Directed by Allan King
Once in a while a documentary can leave you speechless. Allan King accomplished this with Dying at Grace which he filmed in 2003. The documentary focuses on the final days of five terminal patients living at Toronto Grace Health Centre. The Directors Guild of Canada gave it Outstanding Team Achievement in a Documentary and critics have lavished the film with praise. The film is now included in The Criterion Collection as well.

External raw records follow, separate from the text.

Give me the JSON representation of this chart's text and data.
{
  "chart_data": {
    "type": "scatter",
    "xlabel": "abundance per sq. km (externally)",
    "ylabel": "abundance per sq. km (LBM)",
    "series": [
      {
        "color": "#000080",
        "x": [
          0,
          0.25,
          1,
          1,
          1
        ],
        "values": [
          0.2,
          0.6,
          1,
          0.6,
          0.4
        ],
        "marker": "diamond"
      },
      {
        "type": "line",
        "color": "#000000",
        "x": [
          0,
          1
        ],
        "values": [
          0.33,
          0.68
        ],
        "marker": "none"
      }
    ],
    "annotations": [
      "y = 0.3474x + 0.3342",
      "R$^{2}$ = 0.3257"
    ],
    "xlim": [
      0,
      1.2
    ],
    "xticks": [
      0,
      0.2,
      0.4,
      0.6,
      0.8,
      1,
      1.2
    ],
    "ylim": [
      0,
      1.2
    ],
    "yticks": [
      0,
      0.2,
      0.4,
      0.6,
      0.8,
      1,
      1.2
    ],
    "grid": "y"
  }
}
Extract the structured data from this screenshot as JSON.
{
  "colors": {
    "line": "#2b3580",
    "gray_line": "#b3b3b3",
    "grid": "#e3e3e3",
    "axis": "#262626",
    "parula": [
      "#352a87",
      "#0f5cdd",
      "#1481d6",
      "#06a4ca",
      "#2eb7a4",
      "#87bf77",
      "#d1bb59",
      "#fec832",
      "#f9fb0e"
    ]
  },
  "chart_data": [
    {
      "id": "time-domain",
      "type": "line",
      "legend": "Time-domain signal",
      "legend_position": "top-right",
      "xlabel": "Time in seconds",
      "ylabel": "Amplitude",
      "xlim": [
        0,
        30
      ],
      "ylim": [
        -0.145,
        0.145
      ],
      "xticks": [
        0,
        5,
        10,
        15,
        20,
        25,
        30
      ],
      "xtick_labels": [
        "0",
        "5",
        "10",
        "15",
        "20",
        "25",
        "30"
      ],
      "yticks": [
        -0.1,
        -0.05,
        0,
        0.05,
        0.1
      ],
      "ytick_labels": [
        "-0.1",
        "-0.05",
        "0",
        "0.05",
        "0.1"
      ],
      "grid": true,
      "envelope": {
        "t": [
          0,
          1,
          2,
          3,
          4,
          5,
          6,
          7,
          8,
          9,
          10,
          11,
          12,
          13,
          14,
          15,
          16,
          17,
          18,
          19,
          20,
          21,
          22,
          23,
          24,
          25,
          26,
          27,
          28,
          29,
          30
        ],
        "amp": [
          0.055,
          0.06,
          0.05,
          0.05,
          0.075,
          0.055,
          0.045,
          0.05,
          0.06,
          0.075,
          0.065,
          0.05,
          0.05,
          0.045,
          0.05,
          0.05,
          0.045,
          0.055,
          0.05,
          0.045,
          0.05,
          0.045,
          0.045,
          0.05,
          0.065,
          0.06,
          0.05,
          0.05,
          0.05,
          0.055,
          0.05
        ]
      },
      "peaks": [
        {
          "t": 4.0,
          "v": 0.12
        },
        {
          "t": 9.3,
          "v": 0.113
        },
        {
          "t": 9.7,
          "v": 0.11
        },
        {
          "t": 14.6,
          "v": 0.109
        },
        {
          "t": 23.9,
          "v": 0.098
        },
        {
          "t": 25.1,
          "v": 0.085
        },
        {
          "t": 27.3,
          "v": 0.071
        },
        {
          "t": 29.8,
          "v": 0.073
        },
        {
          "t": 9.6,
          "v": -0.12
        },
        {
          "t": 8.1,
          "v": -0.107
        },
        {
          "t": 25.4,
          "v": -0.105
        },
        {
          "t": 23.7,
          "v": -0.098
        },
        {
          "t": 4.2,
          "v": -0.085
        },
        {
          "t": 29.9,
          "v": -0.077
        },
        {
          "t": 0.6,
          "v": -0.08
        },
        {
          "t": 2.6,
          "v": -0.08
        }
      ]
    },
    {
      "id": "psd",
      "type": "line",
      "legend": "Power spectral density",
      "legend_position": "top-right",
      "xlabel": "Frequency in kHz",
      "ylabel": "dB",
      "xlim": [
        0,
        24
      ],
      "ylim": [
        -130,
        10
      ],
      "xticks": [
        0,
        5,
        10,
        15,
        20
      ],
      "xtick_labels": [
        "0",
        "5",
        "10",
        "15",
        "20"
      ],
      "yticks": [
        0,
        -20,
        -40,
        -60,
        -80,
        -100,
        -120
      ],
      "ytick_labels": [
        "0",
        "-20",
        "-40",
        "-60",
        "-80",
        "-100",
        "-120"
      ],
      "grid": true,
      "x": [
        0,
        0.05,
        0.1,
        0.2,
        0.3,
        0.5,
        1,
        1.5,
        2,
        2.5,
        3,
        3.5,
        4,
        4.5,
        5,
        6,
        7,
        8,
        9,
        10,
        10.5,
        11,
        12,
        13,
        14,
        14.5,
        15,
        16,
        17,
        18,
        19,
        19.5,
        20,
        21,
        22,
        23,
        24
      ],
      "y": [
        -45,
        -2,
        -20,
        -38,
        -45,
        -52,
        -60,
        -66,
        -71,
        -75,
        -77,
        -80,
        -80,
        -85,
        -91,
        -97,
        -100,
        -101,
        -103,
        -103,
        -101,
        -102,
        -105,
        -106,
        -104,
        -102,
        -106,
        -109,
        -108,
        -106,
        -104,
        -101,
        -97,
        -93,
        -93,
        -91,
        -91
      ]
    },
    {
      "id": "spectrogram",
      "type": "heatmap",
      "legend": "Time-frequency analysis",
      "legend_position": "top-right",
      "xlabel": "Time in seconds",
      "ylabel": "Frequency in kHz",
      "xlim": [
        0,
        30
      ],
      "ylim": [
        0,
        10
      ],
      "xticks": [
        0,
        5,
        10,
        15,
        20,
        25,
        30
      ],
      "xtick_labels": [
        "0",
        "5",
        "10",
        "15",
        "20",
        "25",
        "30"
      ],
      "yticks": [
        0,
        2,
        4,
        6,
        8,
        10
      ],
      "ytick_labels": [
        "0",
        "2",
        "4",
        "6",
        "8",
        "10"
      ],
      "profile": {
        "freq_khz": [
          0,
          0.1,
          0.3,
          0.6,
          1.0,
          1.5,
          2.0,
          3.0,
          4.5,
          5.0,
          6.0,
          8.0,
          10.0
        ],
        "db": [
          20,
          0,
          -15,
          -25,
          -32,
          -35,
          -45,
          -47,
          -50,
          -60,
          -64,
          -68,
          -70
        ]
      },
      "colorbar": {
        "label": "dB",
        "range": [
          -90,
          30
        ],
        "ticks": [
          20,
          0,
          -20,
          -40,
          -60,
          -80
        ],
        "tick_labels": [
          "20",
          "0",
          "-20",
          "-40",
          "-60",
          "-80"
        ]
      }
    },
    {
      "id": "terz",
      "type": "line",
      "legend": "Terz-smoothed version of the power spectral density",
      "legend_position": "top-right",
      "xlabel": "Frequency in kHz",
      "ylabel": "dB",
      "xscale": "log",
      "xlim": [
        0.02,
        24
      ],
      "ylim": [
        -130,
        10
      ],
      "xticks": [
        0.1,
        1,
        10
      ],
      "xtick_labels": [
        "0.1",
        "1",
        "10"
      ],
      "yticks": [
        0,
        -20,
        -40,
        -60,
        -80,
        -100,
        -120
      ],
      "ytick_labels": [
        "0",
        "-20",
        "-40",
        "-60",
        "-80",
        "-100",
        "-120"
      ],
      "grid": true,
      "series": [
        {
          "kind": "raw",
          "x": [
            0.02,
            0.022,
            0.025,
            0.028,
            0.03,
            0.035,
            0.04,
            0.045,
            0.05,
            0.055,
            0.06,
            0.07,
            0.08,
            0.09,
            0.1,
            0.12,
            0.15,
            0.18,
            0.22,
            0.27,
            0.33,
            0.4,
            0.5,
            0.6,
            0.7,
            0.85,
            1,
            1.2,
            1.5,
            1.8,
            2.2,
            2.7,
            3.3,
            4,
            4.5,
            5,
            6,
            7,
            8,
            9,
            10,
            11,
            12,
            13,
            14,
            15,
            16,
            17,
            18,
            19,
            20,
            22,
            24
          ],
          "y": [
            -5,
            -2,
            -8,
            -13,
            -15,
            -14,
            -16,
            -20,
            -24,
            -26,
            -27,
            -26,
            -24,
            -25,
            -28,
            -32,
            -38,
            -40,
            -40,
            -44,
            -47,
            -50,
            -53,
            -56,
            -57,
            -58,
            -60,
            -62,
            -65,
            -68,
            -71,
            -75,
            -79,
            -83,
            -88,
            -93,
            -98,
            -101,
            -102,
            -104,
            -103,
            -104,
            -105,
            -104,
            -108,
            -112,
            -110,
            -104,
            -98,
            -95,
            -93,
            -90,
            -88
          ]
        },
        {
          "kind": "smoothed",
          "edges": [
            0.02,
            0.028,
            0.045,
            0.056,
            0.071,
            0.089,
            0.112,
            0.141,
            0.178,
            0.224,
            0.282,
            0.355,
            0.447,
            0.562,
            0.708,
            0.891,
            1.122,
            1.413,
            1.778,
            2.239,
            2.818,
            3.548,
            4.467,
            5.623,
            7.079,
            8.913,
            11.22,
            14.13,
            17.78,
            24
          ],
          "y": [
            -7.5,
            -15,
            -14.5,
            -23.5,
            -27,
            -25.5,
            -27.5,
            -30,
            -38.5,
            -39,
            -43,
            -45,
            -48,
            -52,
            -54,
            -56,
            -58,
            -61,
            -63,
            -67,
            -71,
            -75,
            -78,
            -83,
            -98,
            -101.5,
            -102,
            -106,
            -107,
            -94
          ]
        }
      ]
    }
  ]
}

After obtaining consent King took cameras into the palliative care ward of the Toronto Grace Health Centre to follow the final journey of five terminal patients. There is no narration, subtitles, or interviews. This is a film that takes the raw footage of the experience of death and presents it in a clear and startling way. From the stages of grief to the pain of those left behind nothing is off-limits. The patients come from all walks of life and have many different takes on their own impending deaths. The staff is also shown as they go about their jobs with professionalism and kindness. The end result is an amazing look at hospice care in this Toronto hospital.
This is not a film for everyone. This movie doesn’t pull punches or shy away from the uncomfortable truth. The filming was done over many months and the transformation of the people as they deteriorate is startling. This is also a slow-moving film which can seem a bit unnerving at times. In the end this is likely a film for the fan of documentaries more than most other viewers. I give this film 3.9 out of 5 stars.